To compute the new representation for token i, take its query and compare it against every other token’s key using a dot product. That gives a raw score per token. Divide by √d (the scaled dot-product trick keeps numbers from exploding), pass the scores through a softmax so they sum to one, and use those weights to take a weighted average of the values:
output_i = Σ_j softmax(Q_i · K_j / √d) · V_j
A toy example. In “the cat sat on the mat because it was warm,” — does it refer to the cat or the mat? When the model computes attention for it, the query ends up scoring high against the key for mat (warmth fits a mat better than a cat), and the weighted sum pulls mat’s value into it’s new representation. Nobody told the model to do this. The pattern emerged because, during training, getting that kind of resolution right made next-token prediction better.
A few wrinkles worth knowing:
- A head is one Q/K/V projection plus its softmax-weighted sum.

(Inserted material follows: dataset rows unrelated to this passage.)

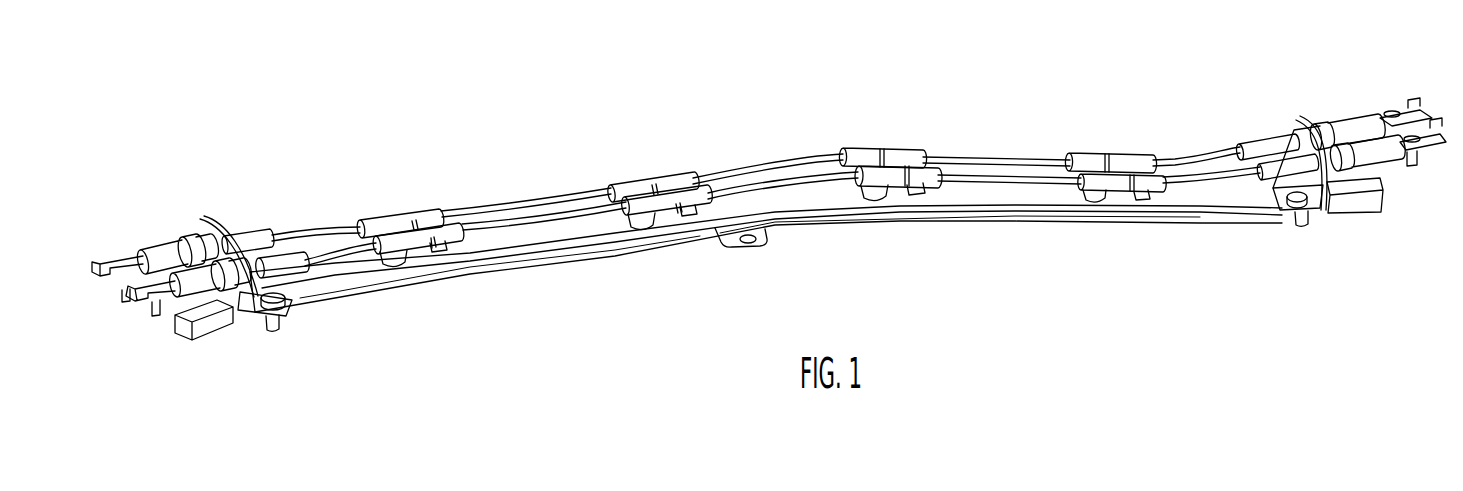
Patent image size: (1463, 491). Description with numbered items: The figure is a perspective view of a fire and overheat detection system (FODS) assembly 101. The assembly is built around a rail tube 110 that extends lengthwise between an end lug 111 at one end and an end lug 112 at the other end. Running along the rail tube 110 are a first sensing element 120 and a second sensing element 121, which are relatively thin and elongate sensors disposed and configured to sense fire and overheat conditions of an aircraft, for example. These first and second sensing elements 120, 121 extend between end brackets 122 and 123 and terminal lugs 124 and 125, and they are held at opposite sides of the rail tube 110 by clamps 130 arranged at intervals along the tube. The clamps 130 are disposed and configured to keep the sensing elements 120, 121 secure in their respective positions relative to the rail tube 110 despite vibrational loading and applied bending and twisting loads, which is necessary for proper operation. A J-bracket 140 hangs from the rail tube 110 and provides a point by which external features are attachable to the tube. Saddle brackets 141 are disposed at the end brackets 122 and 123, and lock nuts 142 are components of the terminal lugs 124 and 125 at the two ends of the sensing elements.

The FODS assembly 101 is at (776, 210).
The rail tube 110 is at (512, 246).
The end lug 111 is at (186, 350).
The end lug 112 is at (1335, 213).
The first sensing element 120 is at (316, 227).
The second sensing element 121 is at (339, 242).
The end bracket 122 is at (210, 218).
The end bracket 123 is at (1299, 116).
The terminal lug 124 is at (172, 247).
The terminal lug 125 is at (1340, 131).
The clamps 130 is at (650, 177).
The J-bracket 140 is at (755, 253).
The saddle brackets 141 is at (282, 330).
The lock nuts 142 is at (160, 268).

Multi-head attention runs several in parallel with different projections and concatenates the outputs — different heads can pick up different relations.

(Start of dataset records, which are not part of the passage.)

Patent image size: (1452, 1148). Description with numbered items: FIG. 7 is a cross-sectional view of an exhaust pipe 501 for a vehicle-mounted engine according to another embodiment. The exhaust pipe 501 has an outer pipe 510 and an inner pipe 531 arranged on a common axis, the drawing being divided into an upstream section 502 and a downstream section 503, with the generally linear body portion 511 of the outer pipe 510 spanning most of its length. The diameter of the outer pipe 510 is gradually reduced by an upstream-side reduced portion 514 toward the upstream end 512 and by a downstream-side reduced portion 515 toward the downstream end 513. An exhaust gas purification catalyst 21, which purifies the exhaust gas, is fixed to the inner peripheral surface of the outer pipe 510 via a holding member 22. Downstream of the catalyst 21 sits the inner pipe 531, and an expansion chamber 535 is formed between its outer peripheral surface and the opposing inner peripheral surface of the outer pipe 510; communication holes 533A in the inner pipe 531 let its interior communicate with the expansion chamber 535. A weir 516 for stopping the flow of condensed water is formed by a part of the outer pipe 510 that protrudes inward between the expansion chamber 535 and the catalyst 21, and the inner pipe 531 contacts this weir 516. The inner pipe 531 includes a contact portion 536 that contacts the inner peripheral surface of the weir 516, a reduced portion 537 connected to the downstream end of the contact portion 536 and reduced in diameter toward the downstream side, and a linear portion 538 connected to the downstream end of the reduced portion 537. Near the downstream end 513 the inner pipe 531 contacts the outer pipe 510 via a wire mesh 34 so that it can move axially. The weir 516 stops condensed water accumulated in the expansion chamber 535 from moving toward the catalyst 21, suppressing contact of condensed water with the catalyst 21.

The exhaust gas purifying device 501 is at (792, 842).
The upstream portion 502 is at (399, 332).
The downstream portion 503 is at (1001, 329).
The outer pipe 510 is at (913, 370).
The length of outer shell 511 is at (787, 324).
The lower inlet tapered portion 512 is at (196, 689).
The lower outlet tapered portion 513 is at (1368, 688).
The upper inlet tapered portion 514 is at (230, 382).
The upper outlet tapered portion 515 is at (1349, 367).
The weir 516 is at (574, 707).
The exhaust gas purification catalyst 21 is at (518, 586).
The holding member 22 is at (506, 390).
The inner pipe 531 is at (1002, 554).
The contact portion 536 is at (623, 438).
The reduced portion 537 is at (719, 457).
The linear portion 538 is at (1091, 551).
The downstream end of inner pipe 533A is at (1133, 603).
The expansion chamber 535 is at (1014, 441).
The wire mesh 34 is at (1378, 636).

- Causal (masked) attention is what decoder-only LLMs use: when predicting token i, mask out positions > i so the model can’t peek at the future. Otherwise training is trivial — copy the next token.

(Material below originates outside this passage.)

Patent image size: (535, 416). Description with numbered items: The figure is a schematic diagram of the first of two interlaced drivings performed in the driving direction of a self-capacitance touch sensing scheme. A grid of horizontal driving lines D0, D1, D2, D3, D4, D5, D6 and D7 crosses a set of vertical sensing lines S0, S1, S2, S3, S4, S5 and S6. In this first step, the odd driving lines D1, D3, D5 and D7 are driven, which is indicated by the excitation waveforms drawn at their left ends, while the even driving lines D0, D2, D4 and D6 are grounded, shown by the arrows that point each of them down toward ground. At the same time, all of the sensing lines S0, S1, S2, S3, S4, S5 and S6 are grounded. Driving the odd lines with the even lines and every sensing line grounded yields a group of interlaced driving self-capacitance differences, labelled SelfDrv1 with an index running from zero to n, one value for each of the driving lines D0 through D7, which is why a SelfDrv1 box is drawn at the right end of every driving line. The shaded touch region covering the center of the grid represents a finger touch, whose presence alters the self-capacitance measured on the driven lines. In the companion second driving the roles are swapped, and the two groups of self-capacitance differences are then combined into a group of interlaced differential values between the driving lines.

- Self vs. cross. Q, K, V from the same sequence is self-attention; queries from one stream and K/V from another is cross-attention.
The “attention” name is evocative but a bit misleading. It’s not a model of human attention — humans don’t softmax over their visual field. It’s a soft lookup table whose weights concentrate on a few entries when the model is confident and spread out when it isn’t. The metaphor stuck because the visualized weights look like focus.
Famous related terms
- Self-attention —
self-attention = attention where Q, K, V all come from the same sequence. The default inside an LLM block. - Cross-attention —
cross-attention = Q from one stream + K, V from another. How a decoder reads an encoder, or a text decoder reads image features. - Multi-head attention —
MHA = N parallel attention heads, concatenated. See why MLA replaced MHA for what came next. - KV cache —
KV cache = stored K and V tensors for past tokens, reused on each decode step. Turns per-step decode from O(N²) to O(N). - Quadratic cost —
attention cost ∝ N² · d. Every pair of tokens gets a score; the matrix is intrinsic to the operation. - Flash attention —
FlashAttention = exact softmax attention + tiling so the N×N matrix never hits HBM. Same FLOPs, far fewer memory reads.
Going deeper
- Bahdanau, Cho, Bengio, Neural Machine Translation by Jointly Learning to Align and Translate (2014) — attention’s introduction, in the encoder-decoder NMT setting.
- Vaswani et al., Attention Is All You Need (2017) — the transformer paper. Section 3.2 is the attention math, in about a page.
- Jay Alammar, The Illustrated Transformer — the visual walkthrough most practitioners learned this from.
A note on what I’m sure of: the Q/K/V mechanism, the role of softmax, the asymptotic cost, and the historical sequence (Bahdanau 2014 → Vaswani 2017) are all well-established. Why multi-head specifically works — what the heads end up specializing in, whether interpretable “syntax head” / “coreference head” stories generalize — is more debated than a clean post like this can convey. Treat the head-specialization intuition as a sketch, not a proven claim.